Brian nodded. Robles looked at Brian’s hands, callused and scarred and crisscrossed with rope burns. He looked at Brian’s clothes, tattered and filthy. Finally he looked at Brian’s face. Weather and work had taken all the youth from it. There was no softness of flesh to hide the raw and shining ridges of cheekbone and jaw. The eyes were narrowed habitually against the sun now and a fine netting of wrinkles was forming at their tips. Where dust didn’t cover the skin it showed a burn as dark as Robles’ face and a hard fighting shape had come to the lips. Finally Robles wheeled his horse and walked back to the Apaches. He began talking in their guttural tongue. It started a big argument. A half-naked buck moved his horse till he was knee-to-knee with Robles, talking viciously, making wicked slicing gestures with one hand at Brian. The others set up a monkey-like jabbering.

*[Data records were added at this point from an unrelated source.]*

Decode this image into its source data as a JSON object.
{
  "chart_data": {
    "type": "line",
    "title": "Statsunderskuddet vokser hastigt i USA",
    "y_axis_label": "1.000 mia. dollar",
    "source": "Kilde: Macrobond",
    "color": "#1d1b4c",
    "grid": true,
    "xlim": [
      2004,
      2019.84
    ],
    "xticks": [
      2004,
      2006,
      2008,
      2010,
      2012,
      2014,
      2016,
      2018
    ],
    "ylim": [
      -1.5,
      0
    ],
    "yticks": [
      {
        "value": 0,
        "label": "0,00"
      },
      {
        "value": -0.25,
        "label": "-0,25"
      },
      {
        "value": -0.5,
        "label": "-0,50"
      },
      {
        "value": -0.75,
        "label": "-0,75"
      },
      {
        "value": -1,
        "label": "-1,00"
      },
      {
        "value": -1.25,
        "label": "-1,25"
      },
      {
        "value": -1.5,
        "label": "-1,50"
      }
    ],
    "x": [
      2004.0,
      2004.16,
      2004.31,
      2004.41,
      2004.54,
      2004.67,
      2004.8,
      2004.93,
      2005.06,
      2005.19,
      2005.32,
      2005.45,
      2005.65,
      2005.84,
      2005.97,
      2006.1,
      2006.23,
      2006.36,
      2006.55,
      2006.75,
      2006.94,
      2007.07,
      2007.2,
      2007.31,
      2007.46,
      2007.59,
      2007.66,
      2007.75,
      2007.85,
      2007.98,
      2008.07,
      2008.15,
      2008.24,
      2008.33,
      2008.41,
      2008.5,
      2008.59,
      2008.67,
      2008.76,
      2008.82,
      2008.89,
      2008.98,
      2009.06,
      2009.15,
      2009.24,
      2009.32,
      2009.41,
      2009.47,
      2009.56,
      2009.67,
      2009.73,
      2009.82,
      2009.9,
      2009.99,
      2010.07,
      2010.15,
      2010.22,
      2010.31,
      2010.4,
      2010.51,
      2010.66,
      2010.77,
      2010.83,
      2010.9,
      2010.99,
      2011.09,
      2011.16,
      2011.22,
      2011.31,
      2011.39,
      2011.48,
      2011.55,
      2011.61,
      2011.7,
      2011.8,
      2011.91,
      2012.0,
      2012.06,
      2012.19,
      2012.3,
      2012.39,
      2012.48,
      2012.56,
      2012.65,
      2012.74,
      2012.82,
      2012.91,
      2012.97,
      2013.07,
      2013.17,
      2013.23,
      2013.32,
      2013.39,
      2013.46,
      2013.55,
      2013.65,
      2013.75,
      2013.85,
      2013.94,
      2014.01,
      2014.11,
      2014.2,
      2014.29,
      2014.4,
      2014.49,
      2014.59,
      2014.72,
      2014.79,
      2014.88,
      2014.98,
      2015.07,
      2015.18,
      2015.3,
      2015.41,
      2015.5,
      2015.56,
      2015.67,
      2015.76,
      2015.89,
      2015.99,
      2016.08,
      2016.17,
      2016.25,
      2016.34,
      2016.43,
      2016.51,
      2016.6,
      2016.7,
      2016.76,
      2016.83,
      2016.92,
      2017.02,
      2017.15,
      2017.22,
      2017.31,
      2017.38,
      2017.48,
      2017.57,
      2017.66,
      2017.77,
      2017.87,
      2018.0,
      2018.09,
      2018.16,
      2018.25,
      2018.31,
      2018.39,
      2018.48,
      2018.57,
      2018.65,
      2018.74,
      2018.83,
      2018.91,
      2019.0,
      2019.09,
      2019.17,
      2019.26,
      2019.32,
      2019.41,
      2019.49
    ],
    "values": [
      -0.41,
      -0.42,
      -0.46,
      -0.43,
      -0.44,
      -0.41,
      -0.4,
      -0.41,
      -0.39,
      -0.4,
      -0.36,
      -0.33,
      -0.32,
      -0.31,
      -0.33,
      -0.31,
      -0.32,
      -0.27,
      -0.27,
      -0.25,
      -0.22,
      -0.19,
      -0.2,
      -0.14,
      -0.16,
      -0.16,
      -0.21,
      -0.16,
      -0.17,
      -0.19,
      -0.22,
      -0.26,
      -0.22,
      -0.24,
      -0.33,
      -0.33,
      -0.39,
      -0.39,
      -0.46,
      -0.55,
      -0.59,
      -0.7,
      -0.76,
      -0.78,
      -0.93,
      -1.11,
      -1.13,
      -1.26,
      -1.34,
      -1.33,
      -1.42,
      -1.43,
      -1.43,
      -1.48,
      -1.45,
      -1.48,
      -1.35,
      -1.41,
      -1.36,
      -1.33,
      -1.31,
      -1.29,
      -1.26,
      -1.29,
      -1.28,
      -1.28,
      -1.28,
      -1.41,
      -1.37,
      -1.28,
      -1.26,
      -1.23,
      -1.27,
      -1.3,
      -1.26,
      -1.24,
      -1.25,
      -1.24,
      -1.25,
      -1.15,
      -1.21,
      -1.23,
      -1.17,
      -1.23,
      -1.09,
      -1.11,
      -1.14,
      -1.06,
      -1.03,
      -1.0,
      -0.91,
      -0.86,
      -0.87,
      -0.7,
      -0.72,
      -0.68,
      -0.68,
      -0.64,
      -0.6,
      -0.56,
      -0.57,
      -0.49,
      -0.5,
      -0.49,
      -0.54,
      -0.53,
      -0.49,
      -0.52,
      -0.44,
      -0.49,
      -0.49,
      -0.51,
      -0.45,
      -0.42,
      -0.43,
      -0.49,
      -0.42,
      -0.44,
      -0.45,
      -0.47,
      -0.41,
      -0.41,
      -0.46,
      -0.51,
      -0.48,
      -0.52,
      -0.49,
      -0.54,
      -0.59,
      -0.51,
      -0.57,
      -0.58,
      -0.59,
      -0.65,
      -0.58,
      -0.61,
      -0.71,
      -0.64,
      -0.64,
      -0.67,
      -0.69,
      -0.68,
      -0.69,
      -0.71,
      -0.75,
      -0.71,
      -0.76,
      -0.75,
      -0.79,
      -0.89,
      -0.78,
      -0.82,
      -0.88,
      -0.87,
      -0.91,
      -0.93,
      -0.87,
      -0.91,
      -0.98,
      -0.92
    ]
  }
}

Robles held up his hand and finally silenced them. He began an oration. By the way they listened Brian could see the power the old man had gained over them. Pancho stood between the two riders who had led him to the front, breathing heavily, working his mouth. Finally Robles stopped. There was silence for a while. Then one man answered from the group. It was just a couple of words. The buck who had argued with Robles pulled away from the old man, and Brian couldn’t tell whether it was triumph or defeat on his face. Robles turned his pony and came back. He came up to Brian and put a hand on his shoulder.

“We decide,” he said. “We take your word. You go on through. We help you get cattle back in bunch.”